Saint Demetrius and children. 7th-century mosaic from Hagios Demetrios, Thessaloniki, in Macedonia (Northern Greece)

Saint Demetrius of Thessaloniki (Greek: Άγιος Δημήτριος της Θεσσαλονίκης) was a Christian martyr, who lived in the early 4th century.

During the Middle Ages, he came to be revered as one of the most important Orthodox military saints, often paired with Saint George. His feast day is 26 October for Christians following the Gregorian calendar and 8 November for Christians following the Julian calendar.

Saint Demetrius was born and educated in Thessalonike (Macedonia in Greece), where he exercised the profession of Rhetor or Public Speaker. He made many converts to Christianity. Some say that he became a high Officer of State and even a Proconsul. But this is hardly probable.

Arrested as a Christian and brought before Diocletianus’s  colleaue, Galerius Maximianus. He appears to have been stabbed to death without the formality attending a legal excecution. This was in one of the first years of the 4rth century.
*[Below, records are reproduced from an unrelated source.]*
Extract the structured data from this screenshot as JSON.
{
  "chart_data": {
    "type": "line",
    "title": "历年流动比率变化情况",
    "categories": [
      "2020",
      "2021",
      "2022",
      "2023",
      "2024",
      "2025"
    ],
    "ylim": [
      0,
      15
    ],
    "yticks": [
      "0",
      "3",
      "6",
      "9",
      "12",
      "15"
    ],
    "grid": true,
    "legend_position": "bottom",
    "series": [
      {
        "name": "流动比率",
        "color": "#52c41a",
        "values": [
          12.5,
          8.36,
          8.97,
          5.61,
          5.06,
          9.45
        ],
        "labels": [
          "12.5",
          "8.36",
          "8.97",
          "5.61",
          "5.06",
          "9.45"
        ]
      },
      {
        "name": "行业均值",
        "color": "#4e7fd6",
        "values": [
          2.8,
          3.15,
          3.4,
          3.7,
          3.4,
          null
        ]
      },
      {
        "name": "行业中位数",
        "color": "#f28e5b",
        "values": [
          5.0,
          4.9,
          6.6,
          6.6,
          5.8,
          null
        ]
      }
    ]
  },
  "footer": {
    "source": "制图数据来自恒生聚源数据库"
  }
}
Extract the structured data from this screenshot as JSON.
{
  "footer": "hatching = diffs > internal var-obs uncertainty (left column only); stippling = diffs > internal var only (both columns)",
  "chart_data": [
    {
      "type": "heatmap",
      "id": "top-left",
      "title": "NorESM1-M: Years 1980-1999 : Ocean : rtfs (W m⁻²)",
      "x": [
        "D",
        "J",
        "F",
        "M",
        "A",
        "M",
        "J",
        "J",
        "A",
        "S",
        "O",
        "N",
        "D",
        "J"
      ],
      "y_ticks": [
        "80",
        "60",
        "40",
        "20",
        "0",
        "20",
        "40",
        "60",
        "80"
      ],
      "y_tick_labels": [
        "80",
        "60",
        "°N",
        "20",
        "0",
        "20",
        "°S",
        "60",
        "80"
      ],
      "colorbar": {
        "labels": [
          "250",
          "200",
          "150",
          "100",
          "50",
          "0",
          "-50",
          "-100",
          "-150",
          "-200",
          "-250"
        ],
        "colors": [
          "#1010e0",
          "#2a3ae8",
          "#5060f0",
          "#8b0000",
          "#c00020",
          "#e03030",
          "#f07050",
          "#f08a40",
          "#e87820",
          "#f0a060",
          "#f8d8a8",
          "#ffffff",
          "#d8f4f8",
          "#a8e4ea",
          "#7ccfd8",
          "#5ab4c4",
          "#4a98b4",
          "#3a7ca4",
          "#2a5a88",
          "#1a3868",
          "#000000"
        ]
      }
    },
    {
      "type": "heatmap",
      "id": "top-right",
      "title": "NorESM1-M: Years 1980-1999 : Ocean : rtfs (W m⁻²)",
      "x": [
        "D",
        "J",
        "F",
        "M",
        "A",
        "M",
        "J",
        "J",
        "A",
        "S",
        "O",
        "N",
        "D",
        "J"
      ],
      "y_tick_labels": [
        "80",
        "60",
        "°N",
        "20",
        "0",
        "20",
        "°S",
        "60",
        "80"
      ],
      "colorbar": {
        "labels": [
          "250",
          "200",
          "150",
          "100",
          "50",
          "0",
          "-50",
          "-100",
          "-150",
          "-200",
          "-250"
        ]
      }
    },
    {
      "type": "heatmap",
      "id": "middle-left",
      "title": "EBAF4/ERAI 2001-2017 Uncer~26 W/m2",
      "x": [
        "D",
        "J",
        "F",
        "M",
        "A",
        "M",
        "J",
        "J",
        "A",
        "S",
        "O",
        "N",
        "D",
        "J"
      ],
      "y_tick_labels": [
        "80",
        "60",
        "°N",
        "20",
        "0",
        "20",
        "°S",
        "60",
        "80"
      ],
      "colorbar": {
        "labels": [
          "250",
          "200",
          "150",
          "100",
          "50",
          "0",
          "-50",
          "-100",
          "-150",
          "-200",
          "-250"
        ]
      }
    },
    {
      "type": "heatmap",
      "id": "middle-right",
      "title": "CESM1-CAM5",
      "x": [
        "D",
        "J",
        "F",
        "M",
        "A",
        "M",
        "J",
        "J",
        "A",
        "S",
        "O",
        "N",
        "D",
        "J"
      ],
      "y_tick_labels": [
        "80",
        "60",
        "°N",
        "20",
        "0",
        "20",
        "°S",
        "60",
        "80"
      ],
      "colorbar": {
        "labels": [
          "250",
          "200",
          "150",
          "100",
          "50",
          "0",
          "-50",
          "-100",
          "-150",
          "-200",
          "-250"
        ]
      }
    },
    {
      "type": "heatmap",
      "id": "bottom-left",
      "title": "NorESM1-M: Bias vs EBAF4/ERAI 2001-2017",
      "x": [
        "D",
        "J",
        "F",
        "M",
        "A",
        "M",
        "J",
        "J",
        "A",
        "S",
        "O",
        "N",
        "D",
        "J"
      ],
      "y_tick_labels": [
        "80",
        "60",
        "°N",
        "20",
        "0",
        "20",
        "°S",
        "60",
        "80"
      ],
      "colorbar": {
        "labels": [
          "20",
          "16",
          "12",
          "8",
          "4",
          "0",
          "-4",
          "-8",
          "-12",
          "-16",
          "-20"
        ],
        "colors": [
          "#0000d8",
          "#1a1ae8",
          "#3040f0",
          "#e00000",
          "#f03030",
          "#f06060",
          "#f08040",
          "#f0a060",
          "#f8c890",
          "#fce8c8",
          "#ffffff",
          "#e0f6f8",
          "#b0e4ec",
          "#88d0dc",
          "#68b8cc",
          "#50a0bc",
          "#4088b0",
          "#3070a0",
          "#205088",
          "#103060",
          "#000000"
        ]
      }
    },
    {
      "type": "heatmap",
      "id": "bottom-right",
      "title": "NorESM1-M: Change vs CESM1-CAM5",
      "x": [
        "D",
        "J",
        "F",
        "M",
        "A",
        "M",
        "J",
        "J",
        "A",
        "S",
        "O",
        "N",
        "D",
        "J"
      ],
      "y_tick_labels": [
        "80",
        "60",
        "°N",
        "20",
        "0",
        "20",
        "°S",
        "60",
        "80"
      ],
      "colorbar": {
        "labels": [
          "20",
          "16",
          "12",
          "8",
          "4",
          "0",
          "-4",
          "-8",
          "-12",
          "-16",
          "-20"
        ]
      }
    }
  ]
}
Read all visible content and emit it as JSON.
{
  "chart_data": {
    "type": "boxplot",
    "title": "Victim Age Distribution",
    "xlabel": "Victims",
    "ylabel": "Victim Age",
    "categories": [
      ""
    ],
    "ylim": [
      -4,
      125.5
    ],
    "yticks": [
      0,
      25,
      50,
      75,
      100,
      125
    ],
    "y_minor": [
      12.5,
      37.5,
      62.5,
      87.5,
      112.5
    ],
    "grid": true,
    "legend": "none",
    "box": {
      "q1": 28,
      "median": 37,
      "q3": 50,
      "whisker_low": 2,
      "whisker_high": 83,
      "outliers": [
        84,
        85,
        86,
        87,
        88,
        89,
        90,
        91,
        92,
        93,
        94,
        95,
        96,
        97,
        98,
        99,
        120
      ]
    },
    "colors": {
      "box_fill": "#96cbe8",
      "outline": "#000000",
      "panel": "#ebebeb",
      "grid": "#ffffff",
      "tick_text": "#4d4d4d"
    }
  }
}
His very large church in Thessaloniki, the Hagios Demetrios, dates from the mid-5th century, so he clearly had a large following by then. Thessaloniki remained a centre of his veneration, and he is the patron saint of the city.

After the growth of his veneration as saint, the city of Thessaloniki suffered repeated attacks and sieges from the invading newcomers, Slavs who moved into the Balkans, and Demetrius was credited with many miraculous interventions to defend the city.

 Hence later traditions about Saint Demetrius of Thessaloniki regard him as a soldier in the Roman army, and he came to be regarded as an important military martyr.

His relics are in great veneration in the East and a magnificent Basilica was soon after his martyrdom erected over his tomb at Thessalonica. On account of the many miracles that have taken place at the shrine St’ Demetrius has always been in great honeour in the East and his name is frequently given in Baptism to children.